D. S. Il existe plusieurs types de risques qui peuvent atteindre à la e-réputation d’une entreprise.
G. A. Il y a d’abord un risque stratégique pouvant affecter le business de l’entreprise : variations ou chute des ventes ou dégradation du système commercial, chute du cours en bourse, remise en cause de partenariat, coût d’une communication de crise… diffusion d’avis négatifs de consommateurs, dénigrement, rumeur et diffusion de fausses informations. La e-reputation de Quick en chute libre après la mort suspecte d’un adolescent de 14 ans à Avignon en est un bon exemple. Cet accident industriel a généré des débordements d’ordre raciste liés à la commercialisation d’hamburgers hallal. Conséquence directe : moins 35% de chiffre d’affaires sur l’ensemble de ses restaurants en France. Cela peut affecter l’offre de l’entreprise, la remettre en cause. Elle peut faire l’objet de violentes critiques, d’un dénigrement, d’un boycott de ses produits, d’une contestation de sa légitimité, sans oublier un détournement possible de son identité. Au plan des rapports humains, une e-réputation calamiteuse peut remettre en cause des décisions du management, créer une défiance envers celui-ci et affaiblir sa crédibilté, affaiblir le lien social, affaiblir la communication de l’entreprise vis-à-vis de ses partenaires, de son écosystème, …
D. S. Vous parlez aussi d ‘opportunité ?
G. A. Mais la e-réputation peut constituer une opportunité créatrice de valeur si elle est pensée dans une véritable stratégie, avec un business model dédié, défini et mis en œuvre par des professionnels.

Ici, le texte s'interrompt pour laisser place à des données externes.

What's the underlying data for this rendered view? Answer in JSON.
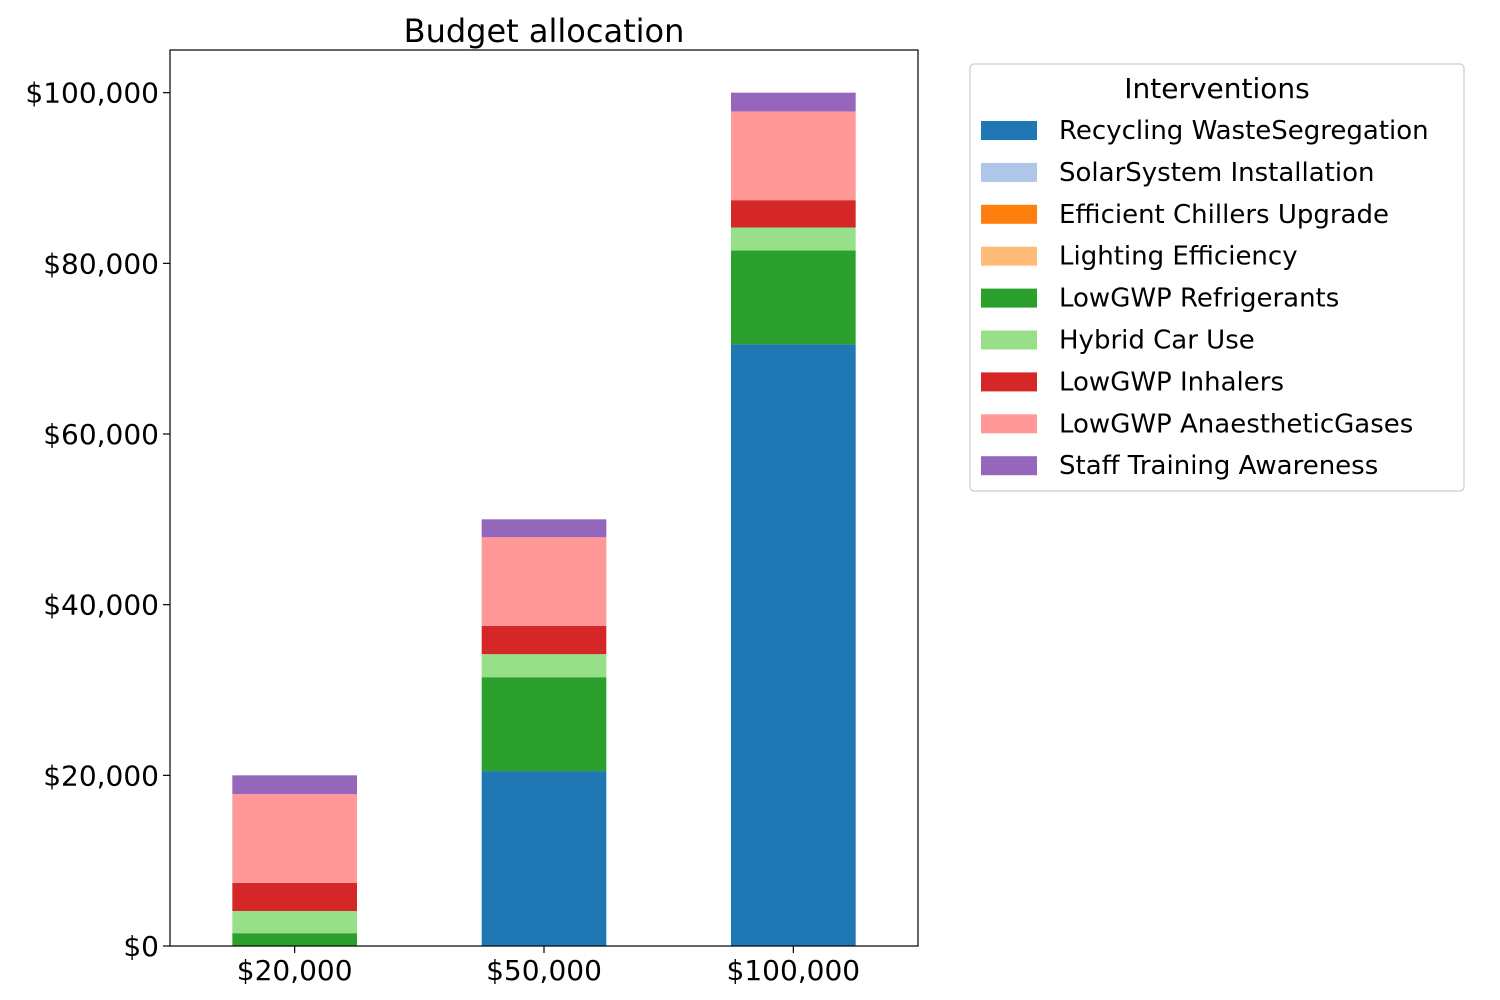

Pour conclure, nous sommes face à une nouvelle relation de la marque aux consommateurs. En étant à la fois émetteur et récepteur, le consommateur devient un consom-acteur. La nature de son pouvoir change radicalement sa relation à la marque qui devient un partenaire avec qui il veut dialoguer d’égal à égal. Et s’il n’est pas satisfait, il zappe. Les marques, les entreprises, les institutions sont désormais en CDD.